Asked about the sped up time frame, Stewart-Cousins brushed off the concerns of good government advocates that bypassing the statutory aging period only makes the already-opaque budget process less transparent. 

Speaking to reporters on Monday, Stewart-Cousins said that her members will still have enough time to digest all the new language in amended budget bills even without the mandatory three-day aging period. 

“People are able to read it,” she said. “Certainly, we have drafts circulating, people are able to read it, we’re talking about, we are creating opportunities to make sure people understand what is in there.” As for whether average New Yorkers and outside observers should have the opportunity to read the bills before their legislators vote on them, Stewart-Cousins said that her chamber wants to avoid another budget extender. On Monday evening, Hochul unveiled a sixth and presumably final extender to keep the government running through Thursday. It will need to be approved by noon on Tuesday.

Good government advocates have long bemoaned the rush to approve those major policies and massive spending proposals with little to no time for public scrutiny. “This is a failure in transparency,” the Citizens Budget Commission wrote in a December report focused on improvements to the state budget process. “Budget bills should be required to properly age so they may be reviewed before a vote is held.” The report noted that lawmakers approved at least one piece of budget legislation with a message of necessity in each of the last nine budgets.

“Mistakes get made – I’ve seen lots of bills where they have to come back and deal with them again because they jammed them through and they’re not adequately reviewed,” said Blair Horner, executive director of the New York Public Interest Research Group.
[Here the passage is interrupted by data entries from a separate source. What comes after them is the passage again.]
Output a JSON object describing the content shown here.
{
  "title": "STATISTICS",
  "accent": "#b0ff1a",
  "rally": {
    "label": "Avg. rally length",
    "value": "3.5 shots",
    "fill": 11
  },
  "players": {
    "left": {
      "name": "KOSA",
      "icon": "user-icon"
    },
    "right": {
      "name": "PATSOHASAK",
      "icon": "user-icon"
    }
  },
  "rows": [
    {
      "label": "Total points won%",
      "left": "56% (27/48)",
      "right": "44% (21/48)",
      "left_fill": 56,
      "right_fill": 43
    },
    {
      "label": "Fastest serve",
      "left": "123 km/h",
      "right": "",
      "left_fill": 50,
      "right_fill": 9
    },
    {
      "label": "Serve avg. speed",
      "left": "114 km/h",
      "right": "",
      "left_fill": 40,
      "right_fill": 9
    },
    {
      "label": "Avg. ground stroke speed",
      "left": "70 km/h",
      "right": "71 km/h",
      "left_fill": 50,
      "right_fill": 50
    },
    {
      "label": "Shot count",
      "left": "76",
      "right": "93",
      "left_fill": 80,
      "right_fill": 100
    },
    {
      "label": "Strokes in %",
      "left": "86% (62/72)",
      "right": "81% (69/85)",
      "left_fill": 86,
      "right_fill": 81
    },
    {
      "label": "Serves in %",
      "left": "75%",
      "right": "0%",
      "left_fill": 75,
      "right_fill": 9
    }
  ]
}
He said that discussing the contents of a budget bill with leadership and staff in conference is not a substitute for reading the actual language in the bill. “Getting briefed about what’s in the budget and reading the budget are not the same thing,” he said, adding that “unless you’ve taken a speed reading class, it’s going to be hard to blow through these bills.”

A notable example came in 2020, when many lawmakers expressed surprise at a budget provision inserted at the behest of former Gov. Andrew Cuomo that granted nursing homes immunity for civil liabilities for COVID-related deaths. The existence of this last-minute addition to the budget bills was not reported on until roughly a month after the bills’ passage. Assembly Health Committee chair Richard Gottfried described the provision “very troubling” to The New York Times.

Assembly Speaker Carl Heastie has said for many years that he would prefer not to include non-fiscal policy in the budget. Stewart-Cousins called this year’s spending plan the most “policy-laden” budget since she became majority leader, which she said was a major contributing factor in the month-long delay. But Hochul has little incentive not to cram the state budget full of policy proposals. Under state law, the governor has the most institutional power during the budget process, which makes it the best time for them to get major parts of their legislative agenda done.

Last week, Republican lawmakers pleaded with legislative leaders not to rely on a message of necessity this year, so that legislators and their staff could have enough time to read through the incredibly dense budget bills before voting. “If politics are important enough that they hold up the budget for nearly a month, then at a minimum they should warrant a full public vetting and honor the three-day aging period,” Assembly Minority Leader William Barclay said in a statement. In a tweet on Monday, as well as a text message to City & State, state Senate spokesperson Mike Murphy pointed out that most other states, as well as the federal government, don’t have a similar aging process for pending bills. Voting rights advocate Jarrett Berg responded that “26 wrongs don’t make it right.”